Absorption spectroscopy, however, can be used to measure chemical molecules with electron energy state transitions that occur in UV (200 nm to 400 nm) and visible wavelengths (400 nm to 800 nm), and is typically accomplished using optically dispersing elements such as prisms, or more commonly, diffraction gratings. However, diffraction spectrometers require implement slow mechanical scanning of an optical beam across a detector, or the use of a large linear electronically scanned detector array. A diffraction grating based design is typical of the state of the art spectrometer size reductions typified by the hand-sized or personal computer add-in card sized spectrometers offered commercially by various vendors. Absorption spectroscopy at longer near-IR (“NIR”) to IR wavelengths (1,000 nm to beyond 30,000 nm or 30 um) is typically used to detect optical absorption associated with lower energy level molecular vibration excitation levels. This field of spectroscopy has been dominated by Fourier transform spectroscopy for many years because of several advantages over diffraction based optical designs. Fourier transform spectroscopy has greater optical efficiency, increased speed since the complete optical spectrum is measured simultaneously with an interferometric technique, increased sensitivity by allowing multiple scans, and reduced maintenance because it requires no external calibration and is mechanically simple with only linearly moving parts.

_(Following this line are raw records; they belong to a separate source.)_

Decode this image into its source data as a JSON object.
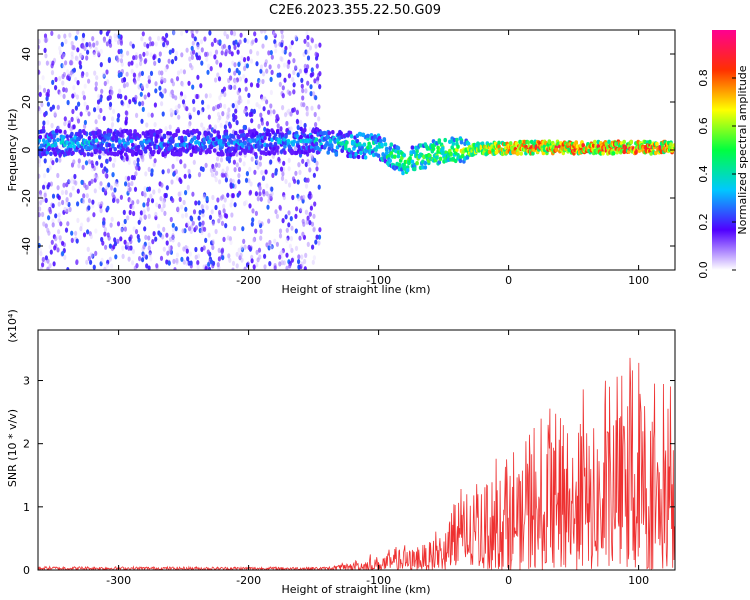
{
  "figure": {
    "title": "C2E6.2023.355.22.50.G09"
  },
  "chart_data": [
    {
      "type": "heatmap",
      "title": "",
      "xlabel": "Height of straight line (km)",
      "ylabel": "Frequency (Hz)",
      "xlim": [
        -362,
        128
      ],
      "ylim": [
        -50,
        50
      ],
      "xticks": [
        "-300",
        "-200",
        "-100",
        "0",
        "100"
      ],
      "xtick_values": [
        -300,
        -200,
        -100,
        0,
        100
      ],
      "yticks": [
        "-40",
        "-20",
        "0",
        "20",
        "40"
      ],
      "ytick_values": [
        -40,
        -20,
        0,
        20,
        40
      ],
      "colorbar": {
        "label": "Normalized spectral amplitude",
        "range": [
          0,
          1
        ],
        "ticks": [
          "0.0",
          "0.2",
          "0.4",
          "0.6",
          "0.8"
        ],
        "tick_values": [
          0,
          0.2,
          0.4,
          0.6,
          0.8
        ],
        "colors": [
          "#ffffff",
          "#5000ff",
          "#00c8ff",
          "#00ff40",
          "#ffff00",
          "#ff3000",
          "#ff0090"
        ]
      },
      "noise_region": {
        "x": [
          -362,
          -145
        ],
        "frequency_spread": [
          -50,
          50
        ]
      },
      "signal_trace": [
        {
          "x": -362,
          "freq": 3,
          "amp": 0.45
        },
        {
          "x": -300,
          "freq": 3,
          "amp": 0.35
        },
        {
          "x": -200,
          "freq": 3,
          "amp": 0.35
        },
        {
          "x": -150,
          "freq": 4,
          "amp": 0.4
        },
        {
          "x": -100,
          "freq": 1,
          "amp": 0.55
        },
        {
          "x": -80,
          "freq": -5,
          "amp": 0.6
        },
        {
          "x": -50,
          "freq": 0,
          "amp": 0.65
        },
        {
          "x": -30,
          "freq": 0,
          "amp": 0.7
        },
        {
          "x": 0,
          "freq": 1,
          "amp": 0.85
        },
        {
          "x": 50,
          "freq": 1,
          "amp": 0.9
        },
        {
          "x": 100,
          "freq": 1,
          "amp": 0.9
        },
        {
          "x": 128,
          "freq": 1,
          "amp": 0.9
        }
      ]
    },
    {
      "type": "line",
      "title": "",
      "xlabel": "Height of straight line (km)",
      "ylabel": "SNR (10 * v/v)",
      "y_multiplier": "(x10⁴)",
      "xlim": [
        -362,
        128
      ],
      "ylim": [
        0,
        3.8
      ],
      "xticks": [
        "-300",
        "-200",
        "-100",
        "0",
        "100"
      ],
      "xtick_values": [
        -300,
        -200,
        -100,
        0,
        100
      ],
      "yticks": [
        "0",
        "1",
        "2",
        "3"
      ],
      "ytick_values": [
        0,
        1,
        2,
        3
      ],
      "series": [
        {
          "color": "#ee3030",
          "envelope": [
            {
              "x": -362,
              "max": 0.07
            },
            {
              "x": -200,
              "max": 0.06
            },
            {
              "x": -140,
              "max": 0.06
            },
            {
              "x": -120,
              "max": 0.15
            },
            {
              "x": -100,
              "max": 0.3
            },
            {
              "x": -80,
              "max": 0.4
            },
            {
              "x": -60,
              "max": 0.6
            },
            {
              "x": -40,
              "max": 1.2
            },
            {
              "x": -20,
              "max": 1.8
            },
            {
              "x": 0,
              "max": 1.9
            },
            {
              "x": 20,
              "max": 2.3
            },
            {
              "x": 40,
              "max": 2.8
            },
            {
              "x": 60,
              "max": 3.0
            },
            {
              "x": 80,
              "max": 3.1
            },
            {
              "x": 100,
              "max": 3.8
            },
            {
              "x": 115,
              "max": 3.2
            },
            {
              "x": 128,
              "max": 2.9
            }
          ]
        }
      ]
    }
  ]
}
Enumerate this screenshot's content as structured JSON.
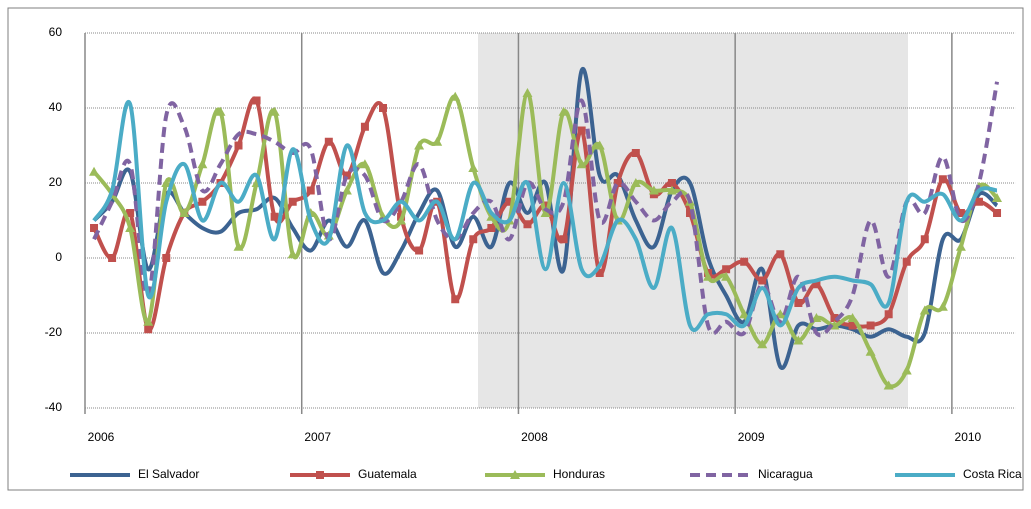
{
  "chart_data": {
    "type": "line",
    "categories": [
      "2006",
      null,
      null,
      null,
      null,
      null,
      null,
      null,
      null,
      null,
      null,
      null,
      "2007",
      null,
      null,
      null,
      null,
      null,
      null,
      null,
      null,
      null,
      null,
      null,
      "2008",
      null,
      null,
      null,
      null,
      null,
      null,
      null,
      null,
      null,
      null,
      null,
      "2009",
      null,
      null,
      null,
      null,
      null,
      null,
      null,
      null,
      null,
      null,
      null,
      "2010",
      null,
      null
    ],
    "ylim": [
      -40,
      60
    ],
    "yticks": [
      -40,
      -20,
      0,
      20,
      40,
      60
    ],
    "grid": true,
    "legend": "bottom",
    "series": [
      {
        "name": "El Salvador",
        "color": "#3c6391",
        "values": [
          10,
          15,
          23,
          -3,
          17,
          12,
          8,
          7,
          12,
          13,
          16,
          8,
          2,
          10,
          3,
          10,
          -4,
          2,
          12,
          18,
          3,
          11,
          3,
          20,
          12,
          20,
          -3,
          50,
          22,
          22,
          10,
          3,
          18,
          20,
          0,
          -10,
          -17,
          -3,
          -29,
          -18,
          -19,
          -18,
          -19,
          -21,
          -19,
          -21,
          -20,
          5,
          5,
          17,
          14
        ]
      },
      {
        "name": "Guatemala",
        "color": "#c0504d",
        "marker": "square",
        "values": [
          8,
          0,
          12,
          -19,
          0,
          12,
          15,
          20,
          30,
          42,
          11,
          15,
          18,
          31,
          22,
          35,
          40,
          11,
          2,
          15,
          -11,
          5,
          8,
          15,
          9,
          14,
          5,
          34,
          -4,
          20,
          28,
          17,
          20,
          12,
          -4,
          -3,
          -1,
          -6,
          1,
          -12,
          -7,
          -16,
          -18,
          -18,
          -15,
          -1,
          5,
          21,
          12,
          15,
          12
        ]
      },
      {
        "name": "Honduras",
        "color": "#9bbb59",
        "marker": "triangle",
        "values": [
          23,
          17,
          8,
          -17,
          20,
          12,
          25,
          39,
          3,
          20,
          39,
          1,
          12,
          6,
          18,
          25,
          11,
          10,
          30,
          31,
          43,
          24,
          11,
          10,
          44,
          12,
          39,
          25,
          30,
          10,
          20,
          18,
          18,
          15,
          -5,
          -5,
          -15,
          -23,
          -15,
          -22,
          -16,
          -18,
          -16,
          -25,
          -34,
          -30,
          -14,
          -13,
          3,
          19,
          16
        ]
      },
      {
        "name": "Nicaragua",
        "color": "#8064a2",
        "dash": true,
        "values": [
          5,
          15,
          25,
          -10,
          38,
          35,
          18,
          25,
          33,
          33,
          31,
          28,
          29,
          5,
          22,
          22,
          10,
          15,
          25,
          10,
          5,
          12,
          15,
          5,
          20,
          13,
          15,
          42,
          10,
          20,
          15,
          10,
          15,
          15,
          -18,
          -17,
          -20,
          -7,
          -17,
          -5,
          -20,
          -17,
          -10,
          10,
          -5,
          15,
          12,
          27,
          10,
          20,
          47
        ]
      },
      {
        "name": "Costa Rica",
        "color": "#4bacc6",
        "values": [
          10,
          18,
          41,
          -10,
          15,
          25,
          10,
          20,
          15,
          22,
          5,
          29,
          10,
          5,
          30,
          12,
          10,
          15,
          10,
          15,
          5,
          20,
          12,
          10,
          20,
          -3,
          20,
          -3,
          -2,
          10,
          5,
          -8,
          8,
          -18,
          -15,
          -15,
          -18,
          -8,
          -18,
          -8,
          -6,
          -5,
          -6,
          -7,
          -12,
          15,
          15,
          17,
          10,
          18,
          18
        ]
      }
    ]
  }
}
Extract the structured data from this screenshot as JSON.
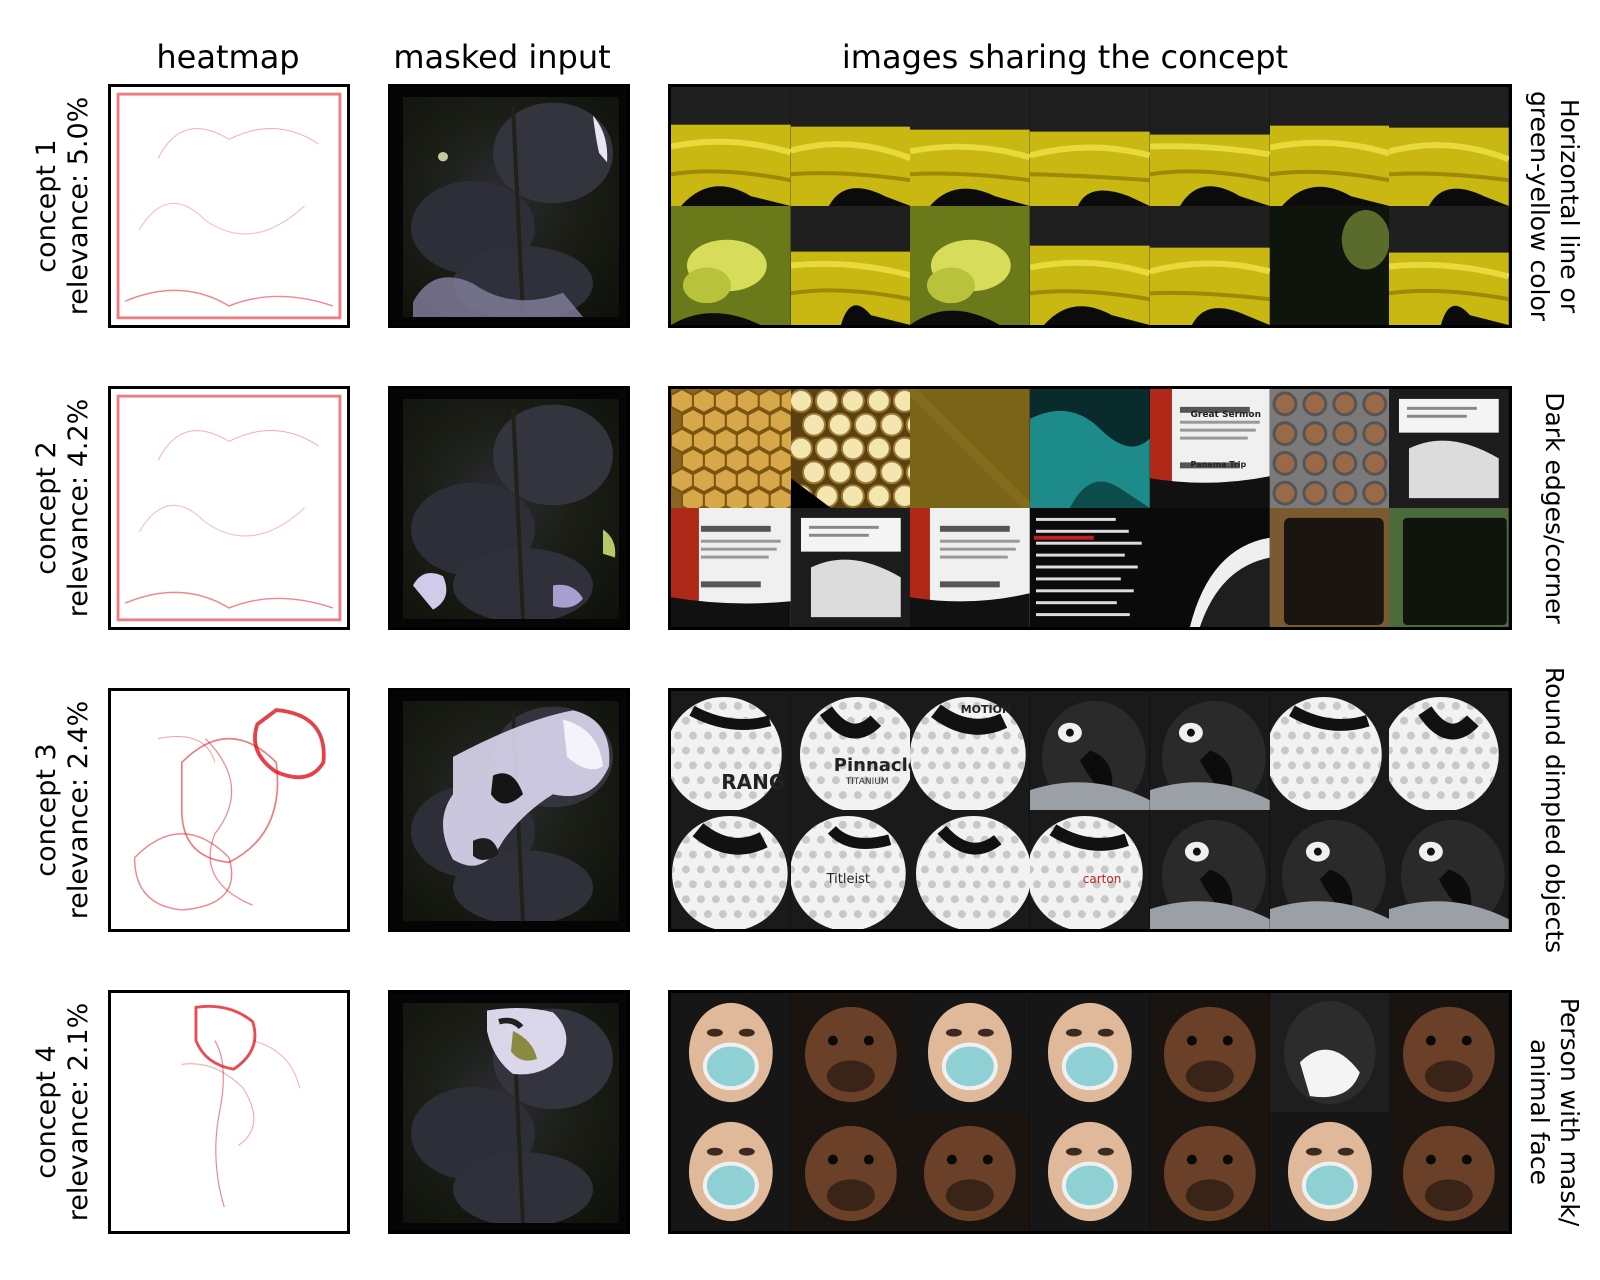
{
  "column_titles": {
    "heatmap": "heatmap",
    "masked": "masked input",
    "images": "images sharing the concept"
  },
  "rows": [
    {
      "concept": "concept 1",
      "relevance": "relevance: 5.0%",
      "label_lines": [
        "Horizontal line or",
        "green-yellow color"
      ],
      "heatmap_icon": "edge-heatmap-icon",
      "tiles": [
        "yellow-field",
        "yellow-field",
        "yellow-field",
        "yellow-field",
        "yellow-field",
        "yellow-field",
        "yellow-field",
        "yellow-flower",
        "yellow-field",
        "yellow-flower",
        "yellow-field",
        "yellow-field",
        "dark-green",
        "yellow-field"
      ]
    },
    {
      "concept": "concept 2",
      "relevance": "relevance: 4.2%",
      "label_lines": [
        "Dark edges/corner"
      ],
      "heatmap_icon": "edge-heatmap-icon",
      "tiles": [
        "honeycomb",
        "bubbles",
        "olive",
        "teal",
        "document",
        "dimples-grid",
        "dark-doc",
        "document",
        "dark-doc",
        "document",
        "dark-text",
        "dark-corner",
        "brown-dark",
        "green-dark"
      ]
    },
    {
      "concept": "concept 3",
      "relevance": "relevance: 2.4%",
      "label_lines": [
        "Round dimpled objects"
      ],
      "heatmap_icon": "flower-heatmap-icon",
      "tiles": [
        "golf-ball",
        "golf-ball",
        "golf-ball",
        "parrot",
        "parrot",
        "golf-ball",
        "golf-ball",
        "golf-ball",
        "golf-ball",
        "golf-ball",
        "golf-ball",
        "parrot",
        "parrot",
        "parrot"
      ]
    },
    {
      "concept": "concept 4",
      "relevance": "relevance: 2.1%",
      "label_lines": [
        "Person with mask/",
        "animal face"
      ],
      "heatmap_icon": "stamen-heatmap-icon",
      "tiles": [
        "face-mask",
        "animal-face",
        "face-mask",
        "face-mask",
        "animal-face",
        "dark-face",
        "animal-face",
        "face-mask",
        "animal-face",
        "animal-face",
        "face-mask",
        "animal-face",
        "face-mask",
        "animal-face"
      ]
    }
  ],
  "tile_text": {
    "golf_brand_1": "RANG",
    "golf_brand_2": "Pinnacle",
    "golf_brand_3": "TITANIUM",
    "golf_brand_4": "MOTION",
    "golf_brand_5": "Titleist",
    "golf_brand_6": "carton",
    "doc_title_1": "Great Sermon",
    "doc_title_2": "Panama Trip"
  },
  "colors": {
    "heatmap_red": "#e0101a",
    "frame": "#000000",
    "field_yellow": "#d8c816",
    "sky_grey": "#2a2a2a"
  }
}
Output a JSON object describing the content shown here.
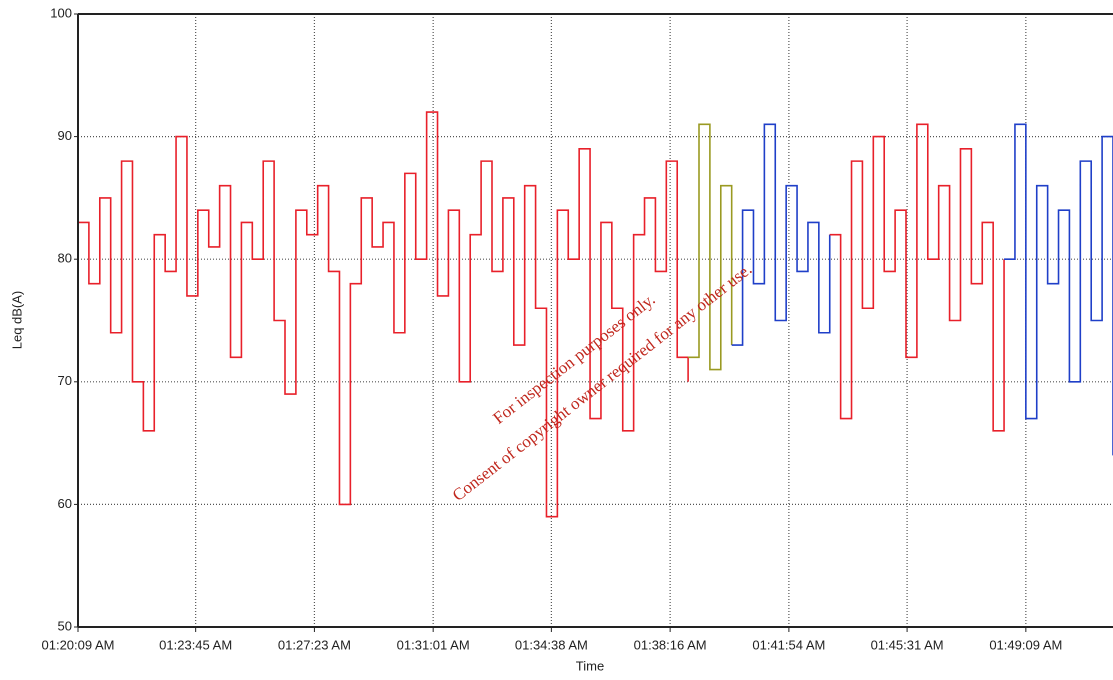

Historically, however, even though Fourier transform techniques are often preferred, they have been difficult to apply to UV and visible miniature spectrometer designs because of the strict demands on the precision of optical component placement, component movement, and system control mandated by operating at the shorter wavelengths. Although there have been large-scale designs (designated UVFT) proposed by university researchers, none are currently commercially available or known to have been actually fabricated and tested. However, emerging MOEMS technologies using lithography and etching techniques typical in semiconductor chip manufacturing enable the assembly of micro-optical components on physical features with tolerances of only a few hundred nanometers (10−7 meters). In addition, electromechanical actuators can be fabricated in MOEMS structures that are capable of controlling and measuring motion to the same degree of precision. These new technologies can enable the development of UVFT spectroscopy and its application to chem/bio detection in unmanned systems, hand-held detectors, and portable analytical instruments.